Finest hours: Tony Curtis in The Boston Strangler
On the centenary of his birth, we take a closer look at a fork-in-the-road moment in Tony Curtis’s career: the time he played the nauseating serial killer at the centre of Richard Fleischer’s The Boston Strangler.

In one of his final interviews before his death in 2010, Tony Curtis admitted that he had in his day “wanted to be taken seriously as an actor”. This, frankly, wasn’t always evident from the films.
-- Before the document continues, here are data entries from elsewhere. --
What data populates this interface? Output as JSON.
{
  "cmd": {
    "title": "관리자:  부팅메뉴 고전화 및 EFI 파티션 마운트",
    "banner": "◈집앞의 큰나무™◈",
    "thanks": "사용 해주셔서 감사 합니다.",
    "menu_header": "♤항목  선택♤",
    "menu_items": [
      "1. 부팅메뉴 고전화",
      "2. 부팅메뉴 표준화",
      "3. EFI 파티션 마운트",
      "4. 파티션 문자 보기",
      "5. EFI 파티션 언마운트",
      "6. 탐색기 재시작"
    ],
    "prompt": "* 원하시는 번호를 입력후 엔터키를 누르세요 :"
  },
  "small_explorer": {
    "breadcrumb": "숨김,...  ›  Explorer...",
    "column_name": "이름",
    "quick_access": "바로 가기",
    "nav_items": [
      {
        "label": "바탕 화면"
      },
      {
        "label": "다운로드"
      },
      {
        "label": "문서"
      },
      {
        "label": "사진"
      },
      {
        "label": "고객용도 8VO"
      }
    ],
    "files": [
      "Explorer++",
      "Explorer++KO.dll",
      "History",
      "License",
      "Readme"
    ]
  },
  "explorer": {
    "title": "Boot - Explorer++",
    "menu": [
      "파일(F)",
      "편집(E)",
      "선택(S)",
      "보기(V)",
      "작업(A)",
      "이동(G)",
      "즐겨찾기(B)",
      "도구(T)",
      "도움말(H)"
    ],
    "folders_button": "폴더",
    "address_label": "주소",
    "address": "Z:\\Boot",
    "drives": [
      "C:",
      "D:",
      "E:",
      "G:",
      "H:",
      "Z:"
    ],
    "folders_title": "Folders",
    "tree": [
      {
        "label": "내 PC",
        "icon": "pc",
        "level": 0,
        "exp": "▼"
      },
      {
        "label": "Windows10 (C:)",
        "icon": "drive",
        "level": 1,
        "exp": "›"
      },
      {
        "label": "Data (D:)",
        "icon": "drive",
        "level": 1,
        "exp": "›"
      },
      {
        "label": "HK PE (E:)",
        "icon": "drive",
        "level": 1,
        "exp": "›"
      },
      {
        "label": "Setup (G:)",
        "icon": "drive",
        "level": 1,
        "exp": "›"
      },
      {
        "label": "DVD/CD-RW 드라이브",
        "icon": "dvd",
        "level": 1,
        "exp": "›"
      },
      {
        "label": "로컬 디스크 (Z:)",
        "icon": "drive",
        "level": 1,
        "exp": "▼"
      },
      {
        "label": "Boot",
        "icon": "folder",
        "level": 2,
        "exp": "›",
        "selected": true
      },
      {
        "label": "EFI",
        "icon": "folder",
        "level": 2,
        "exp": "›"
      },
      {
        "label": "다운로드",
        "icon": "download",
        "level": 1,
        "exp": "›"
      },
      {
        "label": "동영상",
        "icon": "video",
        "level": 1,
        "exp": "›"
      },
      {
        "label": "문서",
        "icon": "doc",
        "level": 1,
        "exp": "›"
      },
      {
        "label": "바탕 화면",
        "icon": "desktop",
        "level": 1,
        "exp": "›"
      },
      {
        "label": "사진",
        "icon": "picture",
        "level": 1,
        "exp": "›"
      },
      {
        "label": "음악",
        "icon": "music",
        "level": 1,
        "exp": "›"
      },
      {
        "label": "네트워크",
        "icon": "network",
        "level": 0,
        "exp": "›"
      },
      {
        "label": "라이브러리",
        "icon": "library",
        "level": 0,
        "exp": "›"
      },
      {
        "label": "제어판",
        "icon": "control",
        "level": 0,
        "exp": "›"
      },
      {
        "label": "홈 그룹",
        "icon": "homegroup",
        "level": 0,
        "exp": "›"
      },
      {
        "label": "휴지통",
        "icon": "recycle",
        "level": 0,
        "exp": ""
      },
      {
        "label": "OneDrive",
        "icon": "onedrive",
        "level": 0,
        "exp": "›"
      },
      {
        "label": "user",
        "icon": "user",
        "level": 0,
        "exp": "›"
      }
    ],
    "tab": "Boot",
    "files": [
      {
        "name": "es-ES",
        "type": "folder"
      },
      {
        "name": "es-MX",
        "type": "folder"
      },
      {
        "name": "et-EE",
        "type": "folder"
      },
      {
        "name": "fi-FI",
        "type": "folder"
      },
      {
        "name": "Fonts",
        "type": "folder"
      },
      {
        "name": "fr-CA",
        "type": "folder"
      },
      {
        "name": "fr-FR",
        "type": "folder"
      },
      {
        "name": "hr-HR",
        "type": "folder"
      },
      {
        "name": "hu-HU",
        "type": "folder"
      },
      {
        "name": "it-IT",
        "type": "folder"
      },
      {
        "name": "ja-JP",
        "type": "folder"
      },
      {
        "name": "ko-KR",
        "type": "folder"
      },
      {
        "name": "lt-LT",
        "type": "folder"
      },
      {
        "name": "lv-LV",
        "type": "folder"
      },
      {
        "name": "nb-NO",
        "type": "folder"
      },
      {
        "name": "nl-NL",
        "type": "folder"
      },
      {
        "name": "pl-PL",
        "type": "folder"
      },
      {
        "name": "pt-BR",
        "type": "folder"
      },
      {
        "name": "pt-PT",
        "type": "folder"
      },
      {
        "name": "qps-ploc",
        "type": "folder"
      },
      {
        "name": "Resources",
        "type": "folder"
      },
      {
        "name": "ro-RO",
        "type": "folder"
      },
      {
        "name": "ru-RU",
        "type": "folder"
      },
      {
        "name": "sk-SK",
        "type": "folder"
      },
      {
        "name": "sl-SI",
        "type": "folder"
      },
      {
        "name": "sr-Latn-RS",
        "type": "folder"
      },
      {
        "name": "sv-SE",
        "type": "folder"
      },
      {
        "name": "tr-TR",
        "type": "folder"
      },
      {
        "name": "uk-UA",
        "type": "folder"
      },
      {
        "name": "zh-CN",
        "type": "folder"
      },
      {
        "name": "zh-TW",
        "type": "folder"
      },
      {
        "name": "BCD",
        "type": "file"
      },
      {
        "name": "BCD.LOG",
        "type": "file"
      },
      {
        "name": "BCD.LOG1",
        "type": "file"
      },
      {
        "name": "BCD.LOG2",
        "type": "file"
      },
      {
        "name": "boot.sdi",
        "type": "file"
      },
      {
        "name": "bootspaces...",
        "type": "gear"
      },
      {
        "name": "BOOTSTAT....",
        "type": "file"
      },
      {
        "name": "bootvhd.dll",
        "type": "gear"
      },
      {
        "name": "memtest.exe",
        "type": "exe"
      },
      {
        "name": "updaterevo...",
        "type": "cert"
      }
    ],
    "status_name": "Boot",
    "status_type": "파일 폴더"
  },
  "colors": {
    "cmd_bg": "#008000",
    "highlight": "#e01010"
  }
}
Curtis made his start in swashbucklers and bodice rippers; followed his biggest hit as lead – Billy Wilder’s gender-swap farce Some Like It Hot (1959), in which Curtis with great comic dexterity makes a convincing argument of not taking himself seriously at all – with a string of sex comedies of diminishing effort and appeal; and saw out the (more modestly budgeted) second half of his career in titles like Lobster Man from Mars (1989) and The Mummy Lives (1994).
It was only relatively early in his career when Curtis made one of his last real stabs at ‘serious’ acting. The Boston Strangler (1968), a documentary-flavoured account of the hunt for and eventual interrogation of serial killer Albert DeSalvo, would star Curtis as the bogeyman at a time when he almost invariably played the romantic lead.
Reunited with The Vikings’ (1958) Richard Fleischer, Curtis, who had a decade earlier battled barbarians and romanced fair maiden Janet Leigh for the director, was now recreating nauseating acts of sexual violence for his latest film, which would take Curtis as far from heroic as he would ever get on screen.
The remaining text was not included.